Chainlink has over 1,000 times more capital locked on-chain than XRPL, and its market share in the entire DeFi sector continues to grow, currently reaching 68%. Despite this, XRP's market capitalization is still about 12.1 times that of LINK, making LINK's value in the current price range appear more attractive.

Notably, aside from Bitcoin and Ethereum, Chainlink is also far ahead of any other protocol in terms of adoption in the traditional finance (TradFi) sector and has been integrated by several TradFi giants, including:

· SWIFT

· DTCC (Depository Trust & Clearing Corporation)

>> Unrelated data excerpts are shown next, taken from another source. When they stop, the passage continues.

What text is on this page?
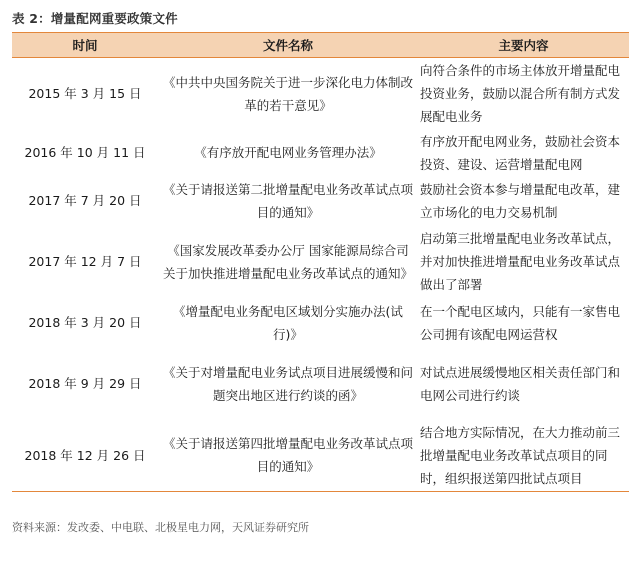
表 2：增量配网重要政策文件
时间	文件名称	主要内容
2015 年 3 月 15 日	《中共中央国务院关于进一步深化电力体制改革的若干意见》	向符合条件的市场主体放开增量配电投资业务，鼓励以混合所有制方式发展配电业务
2016 年 10 月 11 日	《有序放开配电网业务管理办法》	有序放开配电网业务，鼓励社会资本投资、建设、运营增量配电网
2017 年 7 月 20 日	《关于请报送第二批增量配电业务改革试点项目的通知》	鼓励社会资本参与增量配电改革，建立市场化的电力交易机制
2017 年 12 月 7 日	《国家发展改革委办公厅 国家能源局综合司关于加快推进增量配电业务改革试点的通知》	启动第三批增量配电业务改革试点，并对加快推进增量配电业务改革试点做出了部署
2018 年 3 月 20 日	《增量配电业务配电区域划分实施办法(试行)》	在一个配电区域内，只能有一家售电公司拥有该配电网运营权
2018 年 9 月 29 日	《关于对增量配电业务试点项目进展缓慢和问题突出地区进行约谈的函》	对试点进展缓慢地区相关责任部门和电网公司进行约谈
2018 年 12 月 26 日	《关于请报送第四批增量配电业务改革试点项目的通知》	结合地方实际情况，在大力推动前三批增量配电业务改革试点项目的同时，组织报送第四批试点项目
资料来源：发改委、中电联、北极星电力网，天风证券研究所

· Euroclear (European Clearing Bank)

· JPMorgan

· Mastercard

Token Economics: Building the Value Flywheel

The value flow of the Chainlink network is primarily achieved through the following means, with two sources of income:

1. On-chain fees: When its services are used across different blockchain networks, on-chain fees are generated. These fees are used to fund network operations and repurchase $LINK tokens.

2. Enterprise collaborations: Agreements with large companies and institutions such as SWIFT or JPMorgan, which pay to integrate Chainlink's solutions. A portion of the funds goes into the Chainlink reserve to support its long-term development.

Currently, the protocol automatically converts all income (including fees from private chains in $ETH or $USDC) into $LINK and deposits it into a strategic treasury.

Additionally, the staking mechanism is crucial. Users lock $LINK to secure the network and earn approximately 4.32% sustainable annual returns. This creates a continuous supply contraction mechanism, removing tokens from the public market.

This creates a permanent, automated buyback mechanism that directly translates the network's adoption rate into buying pressure, forming a powerful value flywheel:

Increased adoption → Higher revenue → More $LINK purchased and locked → Enhanced network security and resources → Increased utility

Technical Analysis and Summary

From a technical chart perspective, $LINK has broken through the $20 weekly resistance zone. This price level has been a significant bull-bear pivot point for years, its importance roughly equivalent to ETH's $4,000 level.

In summary, Chainlink's value can be understood this way: if AWS, Azure, and GCP (the three major cloud service providers) were spun off from their parent companies, their value would reach trillions of dollars. Chainlink is the foundational B2B infrastructure of the entire on-chain economy.